As the Fig. 2 show, the best accuracy of diagnosis with spectral clustering is up to 97.125 % when the \(\lambda \) is set as 30. In the other way, three dimensional representation of origin feature space with dimension 28 is obtained under different \(\lambda \). The best accuracy of diagnosis with SVM is up to 98.75 % when the \(\lambda \) is set as 130. And the three dimensional space is shown in Fig. 3. Spectral clustering do the classification using the geometric structure of space spanned by sample point and without the tag of samples. This is the reason that it is named unsupervised diagnosis. Conversely, SVM do the classification with tags of samples, thus the diagnosis based on SVM is named supervised diagnosis.
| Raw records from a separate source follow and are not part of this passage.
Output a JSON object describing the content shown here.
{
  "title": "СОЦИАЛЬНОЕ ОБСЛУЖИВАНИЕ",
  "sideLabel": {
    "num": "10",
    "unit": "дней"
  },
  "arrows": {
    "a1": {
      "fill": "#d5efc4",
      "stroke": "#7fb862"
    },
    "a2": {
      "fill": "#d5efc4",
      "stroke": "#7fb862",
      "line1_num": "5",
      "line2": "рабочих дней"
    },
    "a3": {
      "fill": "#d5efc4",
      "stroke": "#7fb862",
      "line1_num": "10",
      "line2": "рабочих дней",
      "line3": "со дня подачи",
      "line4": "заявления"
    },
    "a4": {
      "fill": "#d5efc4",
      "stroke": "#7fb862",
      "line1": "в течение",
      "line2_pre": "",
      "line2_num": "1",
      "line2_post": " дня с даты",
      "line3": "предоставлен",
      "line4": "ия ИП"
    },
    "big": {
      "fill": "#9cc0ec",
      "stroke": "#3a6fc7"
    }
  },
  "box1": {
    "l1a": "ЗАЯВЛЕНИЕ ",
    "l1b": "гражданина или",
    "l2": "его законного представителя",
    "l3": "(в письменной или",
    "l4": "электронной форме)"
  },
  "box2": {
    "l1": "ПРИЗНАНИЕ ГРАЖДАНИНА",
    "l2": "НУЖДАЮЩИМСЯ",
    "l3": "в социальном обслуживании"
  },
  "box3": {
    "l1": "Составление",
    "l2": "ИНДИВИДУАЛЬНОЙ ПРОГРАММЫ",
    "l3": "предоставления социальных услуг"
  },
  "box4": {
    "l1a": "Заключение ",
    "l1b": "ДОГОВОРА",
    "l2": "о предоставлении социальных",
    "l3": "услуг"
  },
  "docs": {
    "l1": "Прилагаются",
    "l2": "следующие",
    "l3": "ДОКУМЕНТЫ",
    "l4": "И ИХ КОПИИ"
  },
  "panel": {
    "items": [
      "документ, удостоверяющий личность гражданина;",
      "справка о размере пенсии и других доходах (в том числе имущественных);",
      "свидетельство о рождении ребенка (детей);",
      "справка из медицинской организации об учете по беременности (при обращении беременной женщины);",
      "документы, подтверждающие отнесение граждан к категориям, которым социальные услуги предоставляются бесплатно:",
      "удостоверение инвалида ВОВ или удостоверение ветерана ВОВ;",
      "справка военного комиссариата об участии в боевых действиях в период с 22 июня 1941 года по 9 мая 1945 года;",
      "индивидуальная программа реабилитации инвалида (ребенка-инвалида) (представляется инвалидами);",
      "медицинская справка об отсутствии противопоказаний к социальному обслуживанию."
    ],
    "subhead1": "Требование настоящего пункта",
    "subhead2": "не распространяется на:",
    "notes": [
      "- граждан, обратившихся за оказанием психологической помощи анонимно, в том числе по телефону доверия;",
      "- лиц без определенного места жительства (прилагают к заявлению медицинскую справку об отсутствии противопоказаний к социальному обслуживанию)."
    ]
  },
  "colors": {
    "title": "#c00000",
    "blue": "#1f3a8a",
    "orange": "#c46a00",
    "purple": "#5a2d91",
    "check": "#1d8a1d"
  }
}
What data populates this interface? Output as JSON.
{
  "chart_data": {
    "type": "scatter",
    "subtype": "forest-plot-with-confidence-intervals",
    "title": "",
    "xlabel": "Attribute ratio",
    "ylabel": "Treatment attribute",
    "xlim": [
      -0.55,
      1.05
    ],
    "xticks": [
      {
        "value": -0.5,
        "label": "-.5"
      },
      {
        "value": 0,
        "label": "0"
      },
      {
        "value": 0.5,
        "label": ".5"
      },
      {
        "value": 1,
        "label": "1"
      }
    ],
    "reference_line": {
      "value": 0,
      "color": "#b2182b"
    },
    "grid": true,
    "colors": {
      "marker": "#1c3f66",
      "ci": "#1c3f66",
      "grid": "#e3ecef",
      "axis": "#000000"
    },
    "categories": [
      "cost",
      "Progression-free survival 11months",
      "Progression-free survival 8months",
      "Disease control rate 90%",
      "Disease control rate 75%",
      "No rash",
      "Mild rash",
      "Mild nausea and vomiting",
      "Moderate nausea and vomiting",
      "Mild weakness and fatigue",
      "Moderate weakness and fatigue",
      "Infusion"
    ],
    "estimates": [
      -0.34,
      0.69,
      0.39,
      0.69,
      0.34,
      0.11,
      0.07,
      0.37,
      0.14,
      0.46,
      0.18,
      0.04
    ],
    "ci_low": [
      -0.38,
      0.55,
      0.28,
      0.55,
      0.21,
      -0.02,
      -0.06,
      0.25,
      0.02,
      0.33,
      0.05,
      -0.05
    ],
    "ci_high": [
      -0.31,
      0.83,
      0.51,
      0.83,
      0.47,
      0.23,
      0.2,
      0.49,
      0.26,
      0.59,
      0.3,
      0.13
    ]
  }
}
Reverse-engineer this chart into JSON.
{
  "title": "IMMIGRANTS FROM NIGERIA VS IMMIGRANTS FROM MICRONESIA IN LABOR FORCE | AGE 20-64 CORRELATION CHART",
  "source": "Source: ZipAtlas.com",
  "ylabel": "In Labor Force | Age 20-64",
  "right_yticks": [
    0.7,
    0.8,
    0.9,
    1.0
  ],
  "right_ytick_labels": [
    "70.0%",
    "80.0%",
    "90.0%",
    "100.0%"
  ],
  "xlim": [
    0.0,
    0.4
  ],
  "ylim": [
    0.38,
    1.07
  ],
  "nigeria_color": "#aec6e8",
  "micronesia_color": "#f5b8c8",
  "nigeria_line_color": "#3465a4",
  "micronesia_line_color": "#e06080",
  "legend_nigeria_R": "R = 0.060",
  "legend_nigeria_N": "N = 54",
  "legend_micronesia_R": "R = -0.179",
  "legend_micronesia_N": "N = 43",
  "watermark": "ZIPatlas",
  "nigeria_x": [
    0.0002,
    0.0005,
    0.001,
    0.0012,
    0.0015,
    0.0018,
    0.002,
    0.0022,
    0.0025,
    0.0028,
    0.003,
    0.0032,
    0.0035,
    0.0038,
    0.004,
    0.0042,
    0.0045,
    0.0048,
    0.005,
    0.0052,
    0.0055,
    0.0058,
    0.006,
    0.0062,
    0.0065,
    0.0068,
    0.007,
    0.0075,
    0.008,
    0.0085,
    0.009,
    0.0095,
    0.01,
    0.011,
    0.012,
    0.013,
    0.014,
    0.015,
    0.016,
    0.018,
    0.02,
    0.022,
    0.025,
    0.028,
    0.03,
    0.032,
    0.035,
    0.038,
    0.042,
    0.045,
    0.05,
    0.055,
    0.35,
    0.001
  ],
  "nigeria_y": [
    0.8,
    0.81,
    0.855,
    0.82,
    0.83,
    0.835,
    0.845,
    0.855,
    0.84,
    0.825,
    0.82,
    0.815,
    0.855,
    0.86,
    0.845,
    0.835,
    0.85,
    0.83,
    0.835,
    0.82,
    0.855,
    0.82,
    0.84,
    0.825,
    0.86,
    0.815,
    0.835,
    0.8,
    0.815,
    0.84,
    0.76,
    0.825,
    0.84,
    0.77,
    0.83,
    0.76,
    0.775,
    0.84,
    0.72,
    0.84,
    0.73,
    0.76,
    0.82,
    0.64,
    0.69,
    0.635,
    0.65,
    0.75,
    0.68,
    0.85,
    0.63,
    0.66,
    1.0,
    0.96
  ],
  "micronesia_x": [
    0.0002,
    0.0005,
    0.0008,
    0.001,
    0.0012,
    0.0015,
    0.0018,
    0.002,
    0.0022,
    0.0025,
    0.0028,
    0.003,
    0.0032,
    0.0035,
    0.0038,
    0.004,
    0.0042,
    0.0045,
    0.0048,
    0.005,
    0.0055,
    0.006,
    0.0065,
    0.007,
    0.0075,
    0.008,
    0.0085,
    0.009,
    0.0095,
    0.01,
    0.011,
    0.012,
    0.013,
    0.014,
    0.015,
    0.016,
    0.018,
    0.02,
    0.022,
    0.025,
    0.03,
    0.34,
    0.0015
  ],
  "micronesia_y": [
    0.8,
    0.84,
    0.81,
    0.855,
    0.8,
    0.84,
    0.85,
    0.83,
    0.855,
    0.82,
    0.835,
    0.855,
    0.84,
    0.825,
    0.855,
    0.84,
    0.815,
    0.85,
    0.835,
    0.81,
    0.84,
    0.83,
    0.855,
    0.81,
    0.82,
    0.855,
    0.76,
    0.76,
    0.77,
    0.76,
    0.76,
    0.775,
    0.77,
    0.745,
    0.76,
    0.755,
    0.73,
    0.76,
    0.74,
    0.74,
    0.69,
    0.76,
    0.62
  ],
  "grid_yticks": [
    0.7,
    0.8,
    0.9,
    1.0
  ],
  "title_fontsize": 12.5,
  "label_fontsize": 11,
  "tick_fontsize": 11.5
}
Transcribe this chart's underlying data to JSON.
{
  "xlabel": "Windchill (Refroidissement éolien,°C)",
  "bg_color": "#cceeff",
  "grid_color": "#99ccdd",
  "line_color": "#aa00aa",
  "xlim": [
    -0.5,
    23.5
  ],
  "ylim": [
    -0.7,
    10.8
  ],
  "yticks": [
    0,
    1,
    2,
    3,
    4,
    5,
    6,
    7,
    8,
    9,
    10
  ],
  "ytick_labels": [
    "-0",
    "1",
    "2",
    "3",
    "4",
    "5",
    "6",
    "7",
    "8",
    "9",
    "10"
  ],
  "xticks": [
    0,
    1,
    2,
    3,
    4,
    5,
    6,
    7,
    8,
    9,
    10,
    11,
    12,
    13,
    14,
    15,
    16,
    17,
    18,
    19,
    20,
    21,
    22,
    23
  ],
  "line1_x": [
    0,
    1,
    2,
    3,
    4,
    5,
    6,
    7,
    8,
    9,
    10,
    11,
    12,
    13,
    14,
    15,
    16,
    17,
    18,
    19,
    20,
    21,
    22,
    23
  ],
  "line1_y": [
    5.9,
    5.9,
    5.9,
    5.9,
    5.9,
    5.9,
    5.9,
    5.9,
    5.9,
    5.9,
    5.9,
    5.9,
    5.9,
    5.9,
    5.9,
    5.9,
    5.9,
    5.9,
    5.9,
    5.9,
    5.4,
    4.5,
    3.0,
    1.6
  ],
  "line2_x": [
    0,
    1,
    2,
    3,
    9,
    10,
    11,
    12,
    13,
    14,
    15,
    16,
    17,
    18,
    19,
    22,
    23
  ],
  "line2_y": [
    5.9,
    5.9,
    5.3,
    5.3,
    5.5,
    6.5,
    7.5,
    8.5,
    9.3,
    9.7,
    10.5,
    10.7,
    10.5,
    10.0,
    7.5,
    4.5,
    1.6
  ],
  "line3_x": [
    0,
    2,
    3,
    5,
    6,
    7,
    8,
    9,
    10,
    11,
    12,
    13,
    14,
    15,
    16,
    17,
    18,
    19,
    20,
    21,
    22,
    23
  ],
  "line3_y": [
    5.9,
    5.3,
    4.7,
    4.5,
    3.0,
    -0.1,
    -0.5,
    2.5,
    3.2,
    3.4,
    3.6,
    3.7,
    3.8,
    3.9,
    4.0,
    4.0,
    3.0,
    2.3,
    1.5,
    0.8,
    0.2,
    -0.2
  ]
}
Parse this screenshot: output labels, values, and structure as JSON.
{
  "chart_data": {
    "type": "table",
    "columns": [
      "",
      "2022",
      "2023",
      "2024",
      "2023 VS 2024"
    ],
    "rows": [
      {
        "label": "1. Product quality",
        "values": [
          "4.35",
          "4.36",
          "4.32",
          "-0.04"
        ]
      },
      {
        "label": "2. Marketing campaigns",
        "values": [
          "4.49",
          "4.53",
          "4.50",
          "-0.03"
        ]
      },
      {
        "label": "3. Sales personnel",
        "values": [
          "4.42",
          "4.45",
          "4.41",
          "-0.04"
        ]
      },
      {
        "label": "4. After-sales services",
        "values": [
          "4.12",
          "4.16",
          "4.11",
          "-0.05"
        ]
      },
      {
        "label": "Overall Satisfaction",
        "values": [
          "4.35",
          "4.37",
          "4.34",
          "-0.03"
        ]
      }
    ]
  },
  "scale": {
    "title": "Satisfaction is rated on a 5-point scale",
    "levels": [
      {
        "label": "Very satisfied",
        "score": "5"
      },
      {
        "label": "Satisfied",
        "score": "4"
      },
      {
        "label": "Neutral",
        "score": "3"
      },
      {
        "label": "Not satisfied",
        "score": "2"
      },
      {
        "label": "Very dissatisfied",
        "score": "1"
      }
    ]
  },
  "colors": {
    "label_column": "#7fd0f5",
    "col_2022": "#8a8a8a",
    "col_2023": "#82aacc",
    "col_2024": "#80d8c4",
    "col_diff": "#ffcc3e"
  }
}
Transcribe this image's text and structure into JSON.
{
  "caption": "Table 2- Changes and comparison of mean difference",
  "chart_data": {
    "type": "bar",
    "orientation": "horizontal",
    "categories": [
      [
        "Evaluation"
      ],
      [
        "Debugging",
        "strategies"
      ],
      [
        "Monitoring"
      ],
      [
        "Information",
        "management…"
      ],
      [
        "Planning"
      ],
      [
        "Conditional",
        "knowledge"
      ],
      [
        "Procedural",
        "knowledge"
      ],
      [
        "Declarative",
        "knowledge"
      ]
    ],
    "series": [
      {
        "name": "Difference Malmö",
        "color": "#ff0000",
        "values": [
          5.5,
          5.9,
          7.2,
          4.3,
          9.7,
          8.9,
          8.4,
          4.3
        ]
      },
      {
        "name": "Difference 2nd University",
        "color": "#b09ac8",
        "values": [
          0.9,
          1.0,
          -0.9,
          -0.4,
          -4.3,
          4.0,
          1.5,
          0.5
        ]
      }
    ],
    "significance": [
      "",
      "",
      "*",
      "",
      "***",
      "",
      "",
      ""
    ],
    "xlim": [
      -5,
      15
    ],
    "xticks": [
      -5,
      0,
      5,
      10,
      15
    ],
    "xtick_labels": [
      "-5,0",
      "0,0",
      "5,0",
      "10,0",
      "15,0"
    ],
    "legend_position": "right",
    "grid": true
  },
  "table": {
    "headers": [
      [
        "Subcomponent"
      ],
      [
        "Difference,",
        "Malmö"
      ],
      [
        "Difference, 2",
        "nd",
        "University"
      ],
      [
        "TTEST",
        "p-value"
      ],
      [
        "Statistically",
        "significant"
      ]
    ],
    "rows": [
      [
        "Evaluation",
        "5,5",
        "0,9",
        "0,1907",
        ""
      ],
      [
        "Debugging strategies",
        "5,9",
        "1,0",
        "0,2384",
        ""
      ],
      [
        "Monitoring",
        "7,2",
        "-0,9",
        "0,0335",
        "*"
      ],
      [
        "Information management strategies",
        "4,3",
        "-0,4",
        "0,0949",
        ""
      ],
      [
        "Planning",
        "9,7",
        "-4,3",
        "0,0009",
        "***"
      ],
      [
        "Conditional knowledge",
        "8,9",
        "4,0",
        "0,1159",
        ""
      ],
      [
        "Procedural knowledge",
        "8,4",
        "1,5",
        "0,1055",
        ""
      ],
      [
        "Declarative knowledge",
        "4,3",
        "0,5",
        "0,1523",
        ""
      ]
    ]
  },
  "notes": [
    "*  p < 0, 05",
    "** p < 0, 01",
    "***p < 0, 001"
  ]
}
From Fig. 3, the diagnosis accuracy of SVM is higher than spectral clustering and the accuracy of both has remained stable under different \(\lambda \). The accuracy difference between maximum and minimum is 0.625 % and 1 % with spectral clustering and SVM respectively. Namely, the parameter \(\lambda \) is easily fixed. It is demonstrated that the presented method is suitable for engineering applications. To reveal the outstanding characters of presented method, the fault diagnosis is done with LLE [5] instead of SMCE. The classifier is established with SVM. The accuracy of diagnosis is shown in Fig. 4. It is illustrated that the diagnosis accuracy vary in a large range with different parameter. The comparison of diagnosis accuracy between SMCE and LLE is shown in Table 2. The diagnosis method with SMCE is more stable than LLE. The satisfactory result is reached with nearly almost arbitrary parameter with SMCE, but the diagnosis result with LLE is more affected by the parameters. Therefore the convenience of parameter choice is one of the advantages of presented method.

Fig. 4.
figure 4

The diagnosis accuracy with LLE and SVM

Table 2. The comparison of accuracy between SMCE and LLE

5 Conclusion

  1. (1)

    The method of feature extraction based on SMCE could extract low dimensional manifold structure that indicates the nature of mechanical condition embed in high-dimensional feature space.

  2. (2)

    The feature vector that consist of time-domain characters and sub-band energy can be used to diagnose the condition of machinery.

  3. (3)

    The diagnosis accuracy of presented method in this paper is less affected by the parameters, therefore it is more suitable for engineering applications thanks to the convenience of parameter choice.